4ème licence 3G: Le Conseil d’Etat rejette la requête de Bouygues

Le Conseil d’Etat vient de rendre public sa décision concernant la requête de Bouygues estimant que les conditions d’attribution de la 4ème licence 3G n’étaient pas "objectives, transparentes et non discriminatoires" . Une bonne nouvelle pour Free qui postule pour cette 4ème licence

 

La décision du Conseil d’Etat :

S’agissant du schéma de répartition future des bandes de fréquences autour de 900 MHz envisagé par l’ARCEP, le Conseil d’Etat a relevé qu’aucune discrimination au détriment de Bouygues Télécom ne pouvait être retenue.

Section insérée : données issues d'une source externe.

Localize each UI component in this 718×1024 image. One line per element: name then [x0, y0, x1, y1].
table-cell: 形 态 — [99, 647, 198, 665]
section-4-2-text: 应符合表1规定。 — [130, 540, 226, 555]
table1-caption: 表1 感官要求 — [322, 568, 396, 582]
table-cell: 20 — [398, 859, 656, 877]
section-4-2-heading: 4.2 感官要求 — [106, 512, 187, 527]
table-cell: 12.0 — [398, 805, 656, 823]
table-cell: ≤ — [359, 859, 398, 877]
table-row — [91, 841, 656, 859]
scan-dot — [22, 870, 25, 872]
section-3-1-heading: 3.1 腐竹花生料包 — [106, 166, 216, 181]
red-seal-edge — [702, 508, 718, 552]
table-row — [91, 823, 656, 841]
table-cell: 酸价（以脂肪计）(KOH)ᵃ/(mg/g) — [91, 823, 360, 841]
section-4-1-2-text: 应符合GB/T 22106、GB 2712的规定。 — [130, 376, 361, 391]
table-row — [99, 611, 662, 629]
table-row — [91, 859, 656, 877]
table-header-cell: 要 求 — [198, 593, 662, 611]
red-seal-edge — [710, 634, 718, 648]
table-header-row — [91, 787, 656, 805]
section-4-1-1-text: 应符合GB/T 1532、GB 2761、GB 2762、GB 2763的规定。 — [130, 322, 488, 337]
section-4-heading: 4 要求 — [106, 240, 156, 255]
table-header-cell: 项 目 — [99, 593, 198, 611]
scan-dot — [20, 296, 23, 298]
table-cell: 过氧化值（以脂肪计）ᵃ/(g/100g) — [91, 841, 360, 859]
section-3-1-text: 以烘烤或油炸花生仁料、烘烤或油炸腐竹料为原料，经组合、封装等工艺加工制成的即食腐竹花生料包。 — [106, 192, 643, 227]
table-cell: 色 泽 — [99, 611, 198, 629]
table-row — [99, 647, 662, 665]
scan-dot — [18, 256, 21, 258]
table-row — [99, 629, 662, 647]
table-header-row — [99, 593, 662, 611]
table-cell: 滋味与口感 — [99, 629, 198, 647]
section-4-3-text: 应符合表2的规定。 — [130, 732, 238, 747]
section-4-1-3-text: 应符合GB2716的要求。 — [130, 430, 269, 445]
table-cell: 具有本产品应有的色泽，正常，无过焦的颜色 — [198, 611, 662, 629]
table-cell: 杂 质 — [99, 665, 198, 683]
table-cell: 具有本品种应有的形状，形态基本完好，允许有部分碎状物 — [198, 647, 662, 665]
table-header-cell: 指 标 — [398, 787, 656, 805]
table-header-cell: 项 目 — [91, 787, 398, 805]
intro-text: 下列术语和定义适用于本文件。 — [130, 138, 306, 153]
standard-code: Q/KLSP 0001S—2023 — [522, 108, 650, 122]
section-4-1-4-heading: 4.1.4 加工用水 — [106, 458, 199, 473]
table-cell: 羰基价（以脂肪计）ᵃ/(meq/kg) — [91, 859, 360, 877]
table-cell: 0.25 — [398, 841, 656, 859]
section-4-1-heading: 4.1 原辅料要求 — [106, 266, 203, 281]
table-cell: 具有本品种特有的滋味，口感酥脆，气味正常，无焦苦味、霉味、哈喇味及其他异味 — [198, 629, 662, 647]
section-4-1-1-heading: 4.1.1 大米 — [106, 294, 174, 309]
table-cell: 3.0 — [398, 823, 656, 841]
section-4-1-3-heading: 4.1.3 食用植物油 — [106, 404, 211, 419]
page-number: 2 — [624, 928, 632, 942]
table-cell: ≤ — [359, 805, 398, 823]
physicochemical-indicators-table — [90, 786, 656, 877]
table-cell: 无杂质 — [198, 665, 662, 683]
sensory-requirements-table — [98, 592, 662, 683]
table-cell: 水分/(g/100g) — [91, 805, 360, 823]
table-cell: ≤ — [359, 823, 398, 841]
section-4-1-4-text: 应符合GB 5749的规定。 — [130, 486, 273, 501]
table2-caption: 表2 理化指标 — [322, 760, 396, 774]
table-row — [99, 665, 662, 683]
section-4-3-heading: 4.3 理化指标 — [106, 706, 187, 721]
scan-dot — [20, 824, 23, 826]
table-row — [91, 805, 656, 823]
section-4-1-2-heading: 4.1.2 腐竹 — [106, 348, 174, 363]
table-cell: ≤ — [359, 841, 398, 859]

Ce schéma aboutira en effet, au terme du processus de rétrocession et réattribution de bandes de fréquences, à ce que chacun des trois opérateurs existants dispose exactement de la même quantité de fréquences, le titulaire de la nouvelle licence se voyant pour sa part attribuer une quantité moindre, en raison de la prévision d’un trafic moins important.

S’agissant du calendrier retenu par l’ARCEP, le Conseil d’Etat a constaté que les obligations mises à la charge de la société Bouygues Télécom sont effectivement différentes de celles de ses deux concurrents actuels. Toutefois, le Conseil d’Etat a jugé que cette différence de traitement était objectivement justifiée, au regard de la nécessité de permettre au futur titulaire de la quatrième licence de déployer son réseau dans des conditions satisfaisantes et de la circonstance que Bouygues Télécom doit faire face à des contraintes de trafic moindres que celles des deux autres opérateurs concernés. Le Conseil d’Etat a également souligné que l’ARCEP avait informé dès le début des années 2000 les actuels titulaires de licences de la nécessité d’envisager une rétrocession partielle des fréquences utilisées et qu’elle avait tenu avec eux une concertation approfondie en 2006 et 2007 sur les modalités de cette rétrocession, à l’occasion de laquelle Bouygues Télécom n’avait pas proposé d’alternative au calendrier finalement retenu par l’ARCEP. Enfin, le Conseil d’Etat a estimé que les risques allégués de dégradation du service offert par Bouygues Télécom, à les supposer avérés, ne seraient pas dus à ce calendrier, mais aux choix techniques et commerciaux opérés par la société, qui se traduisent par un avancement moindre dans le déploiement de son réseau 3G.